Jérémie revient à St Martial afin d’assister à l’enterrement de son ancien patron. Sa veuve accepte de le loger quelques jours, au grand dam de son fils. La tension monte d’un cran pour Jérémie, loin d’être le bienvenu. Et une succession d’événements va infléchir son destin…
En proie à une crise de conscience, un homme se rend à l’église pour se repentir. Là-bas, il y croise le prêtre qui l’invite à prendre sa place et à inverser les rôles. On ignore alors qui est le pêcheur et qui doit absoudre… néanmoins, on comprend que personne n’est vraiment innocent dans cette histoire. Cette séquence insolite, peut-être la plus belle du long-métrage, marque par son intensité et son incongruité. Elle caractérise surtout le savoir-faire unique d’Alain Guiraudie.
Figure singulière au sein du paysage cinématographique français, le metteur en scène se distingue par des contes quasi surréalistes, teintés d’humour noir et nimbés d’une aura vénéneuse. Il instille la peur du désir dans le cœur de ses protagonistes pour annoncer plus solennellement la tragédie à venir. Très porté sur la question de genre et de l’homosexualité, il préfère traiter le sujet avec un décalage inattendu sur le fond et sur la forme, intriguant de fait et soulignant l’attitude ambivalente, hypocrite voire indifférente d’un entourage qui feint l’ignorance pour mieux haïr.
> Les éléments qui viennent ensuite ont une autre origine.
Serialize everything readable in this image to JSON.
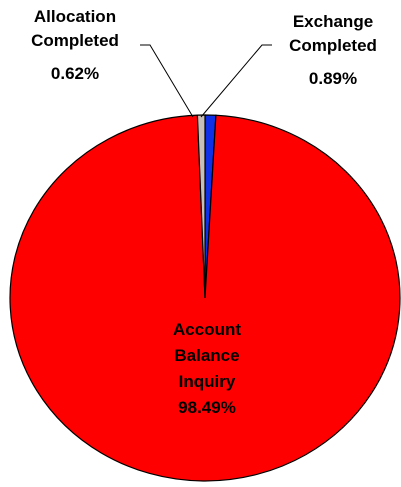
{
  "chart_data": {
    "type": "pie",
    "categories": [
      "Exchange Completed",
      "Account Balance Inquiry",
      "Allocation Completed"
    ],
    "values": [
      0.89,
      98.49,
      0.62
    ],
    "value_labels": [
      "0.89%",
      "98.49%",
      "0.62%"
    ],
    "colors": [
      "#1030e8",
      "#ff0000",
      "#c8c0b8"
    ]
  }
}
D’ailleurs, le moment des retrouvailles entre Jérémie et Vincent en dit long sans aucune ostentation. Quelques gestes et regards laisseraient deviner une ancienne liaison même si Alain Guiraudie entretiendra le secret sur ce point jusqu’au bout. En effet, à partir de ce postulat, il va forger une fois encore, une fable impitoyable, nichée dans un cadre provincial reculé comme il les affectionne, qui renforce la facette âpre de sa démonstration.
Province interdite
Ainsi, on ressent tout le contraste entre une petite bourgade et les vastes enclaves de la métropole, dès l’arrivée en voiture de Jérémie aux alentours de St Martial. Lorsqu’il pénètre dans cette étrange contrée et arpente ses routes sinueuses, Alain Guiraudie se plaît à filmer les grands espaces avec un lyrisme presque mortifère. La nature ne dégage aucune chaleur ni le moindre signe de vie, y compris en forêt, hormis les champignons, unique trésor d’une région dévastée et désertée.
Le constat amer reflète celui d’une réalité commune à nombre de villages délaissés et dont le peu d’activité a été sapé par les puissants. Voilà pourquoi on achète désormais son pain dans les hypermarchés situés à plusieurs dizaines de kilomètres de chez soi. Rien de positif ne peut émerger d’un tel environnement, si ce n’est la lente décrépitude des êtres qui y résident encore par la force des choses, par habitude ou par lâcheté. Chacun est confronté à ses propres démons et illusions tandis que vient sourdre la tragédie tôt ou tard.
Et Alain Guiraudie excelle dans cette mise en place, dans la retranscription des menus détails qui crédibilise cet univers autant sordide que loufoque, hanté par de drôles d’individus, inquiétants ou touchants, capables de revirements comportementaux spectaculaires aux moments inopportuns. Bien entendu, il est difficile parfois de croire aux abstractions du récit, à ses élucubrations et de se raccrocher à quelque élément concret quand il emprunte d’autres chemins, à la croisée des genres. Le cinéaste égare nos sens, car il sait très bien que la force de son système repose avant tout sur une forme d’ingénuité saupoudrée d’un soupçon d’absurde.
Crédulité absurde
Miséricorde trouve son équilibre dans une certaine forme de naïveté confondante, qui confine à l’absurde. La ligne de conduite incompréhensible n’est plus dictée par la raison, mais par l’émotion, la passion dans toute sa connotation originelle, la culpabilité et le désir. Jouet de toutes ces influences, Jérémie ne sait plus à quel saint se vouer et encore moins à quelle morale obéir.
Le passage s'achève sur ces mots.